December 17, 2008

Number of strings to translate in Thunderbird or Lightning

A question that often comes up with new localizers that want to localize Thunderbird or the Calendar products (Lightning and Sunbird) is "How many strings do I need to translate/localize?"

Finally I have the answer to that question and I'm posting it here, because
  1. Someone else than me might be interested in the answer as well
  2. I need a page that I can point people to
So for Thunderbird you need to translate 5749 strings (as of now).
For the Calendar products you need to translate 2065 strings (as of now).

That's really a lot and it really makes it that more impressive when you think about the great work that localizers are doing for our products.


Cédric said...


Simon, does that include toolkit strings? If not, it would be useful to mention it for new locales that didn't yet localize Firefox.


Adrianer said...

I think Cedric is right about that: especially, because toolkit is, as of yesterday, exactly 3425 strings.

For those interested in other numbers:
Firefox: 1654
SeaMonkey: 5354

The good thing when localizing SeaMonkey if there are existing Tb and Fx localizations: Tb shares with Sm more than 2/3 of its strings. Fx shares some amount too, but not as much like Tb ;)

Adrianer said...

Sipaq: Im not sure how you counted the strings, but my script tells me for Tb: 4246 and for Sb: 1754 (both without toolkit).

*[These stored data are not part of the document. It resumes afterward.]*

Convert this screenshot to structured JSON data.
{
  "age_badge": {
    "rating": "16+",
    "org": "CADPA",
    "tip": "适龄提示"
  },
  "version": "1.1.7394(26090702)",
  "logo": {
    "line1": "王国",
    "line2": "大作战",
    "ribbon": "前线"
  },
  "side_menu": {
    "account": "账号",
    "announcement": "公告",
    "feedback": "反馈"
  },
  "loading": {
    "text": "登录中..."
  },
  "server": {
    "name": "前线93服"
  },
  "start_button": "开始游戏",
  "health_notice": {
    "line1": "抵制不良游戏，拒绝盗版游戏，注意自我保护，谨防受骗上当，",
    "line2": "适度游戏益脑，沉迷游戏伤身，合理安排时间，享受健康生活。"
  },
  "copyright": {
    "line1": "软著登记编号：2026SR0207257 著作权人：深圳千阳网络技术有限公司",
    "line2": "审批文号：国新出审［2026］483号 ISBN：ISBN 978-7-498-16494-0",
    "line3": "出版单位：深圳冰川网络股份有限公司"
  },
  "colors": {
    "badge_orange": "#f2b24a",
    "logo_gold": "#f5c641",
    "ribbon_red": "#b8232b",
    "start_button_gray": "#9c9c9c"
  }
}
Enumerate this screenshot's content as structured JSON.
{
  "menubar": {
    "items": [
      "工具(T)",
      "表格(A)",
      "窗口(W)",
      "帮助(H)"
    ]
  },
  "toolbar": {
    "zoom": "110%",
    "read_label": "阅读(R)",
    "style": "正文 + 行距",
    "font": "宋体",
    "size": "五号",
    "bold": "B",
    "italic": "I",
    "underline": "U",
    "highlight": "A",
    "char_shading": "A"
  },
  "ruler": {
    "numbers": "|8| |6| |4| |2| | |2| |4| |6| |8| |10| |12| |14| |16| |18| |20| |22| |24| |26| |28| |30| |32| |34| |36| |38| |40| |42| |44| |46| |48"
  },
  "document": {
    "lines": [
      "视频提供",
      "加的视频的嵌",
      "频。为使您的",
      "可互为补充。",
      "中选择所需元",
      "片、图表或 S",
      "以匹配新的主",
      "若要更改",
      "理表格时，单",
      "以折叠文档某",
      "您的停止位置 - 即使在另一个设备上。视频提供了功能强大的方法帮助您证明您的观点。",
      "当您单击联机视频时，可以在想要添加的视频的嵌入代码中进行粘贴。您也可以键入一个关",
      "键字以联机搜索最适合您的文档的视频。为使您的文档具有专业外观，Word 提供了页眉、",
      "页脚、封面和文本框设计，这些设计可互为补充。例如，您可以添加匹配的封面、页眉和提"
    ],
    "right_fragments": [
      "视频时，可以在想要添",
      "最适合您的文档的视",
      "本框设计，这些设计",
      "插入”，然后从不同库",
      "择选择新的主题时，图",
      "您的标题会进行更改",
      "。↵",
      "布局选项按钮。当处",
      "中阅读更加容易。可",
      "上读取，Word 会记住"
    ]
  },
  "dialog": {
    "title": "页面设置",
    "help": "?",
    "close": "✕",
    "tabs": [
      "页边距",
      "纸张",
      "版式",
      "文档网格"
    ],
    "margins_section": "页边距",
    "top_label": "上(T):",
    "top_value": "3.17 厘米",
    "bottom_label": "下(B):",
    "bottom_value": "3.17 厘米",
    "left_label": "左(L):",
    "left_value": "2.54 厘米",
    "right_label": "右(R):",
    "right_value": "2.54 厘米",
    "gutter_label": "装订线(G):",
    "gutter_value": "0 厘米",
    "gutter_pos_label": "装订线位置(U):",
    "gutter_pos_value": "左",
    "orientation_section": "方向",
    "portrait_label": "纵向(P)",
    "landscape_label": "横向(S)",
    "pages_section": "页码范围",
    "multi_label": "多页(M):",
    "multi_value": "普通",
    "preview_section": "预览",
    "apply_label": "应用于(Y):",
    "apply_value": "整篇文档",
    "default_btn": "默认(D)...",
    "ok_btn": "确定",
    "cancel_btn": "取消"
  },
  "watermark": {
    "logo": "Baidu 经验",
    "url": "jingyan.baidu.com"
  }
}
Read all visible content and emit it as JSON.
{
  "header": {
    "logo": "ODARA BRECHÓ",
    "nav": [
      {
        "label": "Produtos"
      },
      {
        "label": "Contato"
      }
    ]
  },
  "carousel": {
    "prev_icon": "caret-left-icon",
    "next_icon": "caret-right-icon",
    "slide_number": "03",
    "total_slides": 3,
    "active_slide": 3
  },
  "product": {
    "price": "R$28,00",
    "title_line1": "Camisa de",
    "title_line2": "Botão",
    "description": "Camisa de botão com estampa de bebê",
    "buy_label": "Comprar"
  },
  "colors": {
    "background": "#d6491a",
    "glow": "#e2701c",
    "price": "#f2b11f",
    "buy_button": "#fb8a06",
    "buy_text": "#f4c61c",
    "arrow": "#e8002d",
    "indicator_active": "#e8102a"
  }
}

Would be interesting to know which script counts wrong (and why) ;)

Simon said...

no, this does not include toolkit strings. I left those out specifically because in all cases that I know of and have experienced Thunderbird or Sunbird were never the first Mozilla applications to be localized. It was always Firefox that was localized first, probably because of its much larger popularity.

I have those numbers from compare-locales. I tested with the German locale from which I had deleted all mail or calendar strings and which only had the toolkit strings left.

Adrianer said...

ok, I'm getting +/- the same numbers with Pike's compare-locales like with my compare-locales (the small differences are because of no support of inc-files in my version and a different way of counting keys).

In my previous numbers I forgot to add "keys" (access and command keys)...

BTW. The easiest way to count toolkit strings is by doing:
compare-locales mozilla-central/toolkit/locales/l10n.ini (...)
The numbers you get there with that for toolkit-only.

walter said...

Of course, you can also use moz2po and pocount. That way you'll even know how many words you need to translate. The toolkit also folds in accelerators in DTDs, so they won't be counted as separate messages.

Fjoerfoks said...

And how about the other folders: dom, reporter, netwerk, other-licenses and security, did you include them into your count?

Also when starting localization, there are some html-files to be translated like landingpages and the TB startpage. Can you give us a clue on that amount of work?

Dwayne said...

Strings are not a very good measure of the workload. Counting words is better. The strings measure is also bad as @walter mentioned because it probably includes counting accesskeys.

So using pocount and a Thunderbird 3.1b1 PO tarball I found these numbers:

Thunderbird: 29149 words (5977 strings)
Toolkit: 7136 words (2001 strings)

Toolkit it seems is the least of your work.

* These numbers include almost all localisable files but exclude things kept out of tree and probably some random HTML files.
* I've included these folders editor/ mail/ netwerk/ other-licenses/branding/thunderbird/ security/ dom/ in the Thunderbird count.
* Almost all accesskeys are folded (we don't fold .properties files). This deflates the string count but doesn't change the word count much.

Simon said...

I agree that measuring just the string count is not the best way to estimate the workload, but it's at least a decent indicator of the amount of work and that's what most people were looking for, when they asked me the question "How much work is it to localize Thunderbird or Lightning?"

Dwayne said...

@simon: yes and no. In a case where you can't get word counts its certainly better then nothing. But it can be grossly deceptive if there are many long strings.

In a case where we can get word counts, and we clearly can, I'd go with words counts any day.

The localisation industry actually looks much deeper. They count characters (a better measure for CJK languages), words and also count other non-translatables like variables, XML, etc.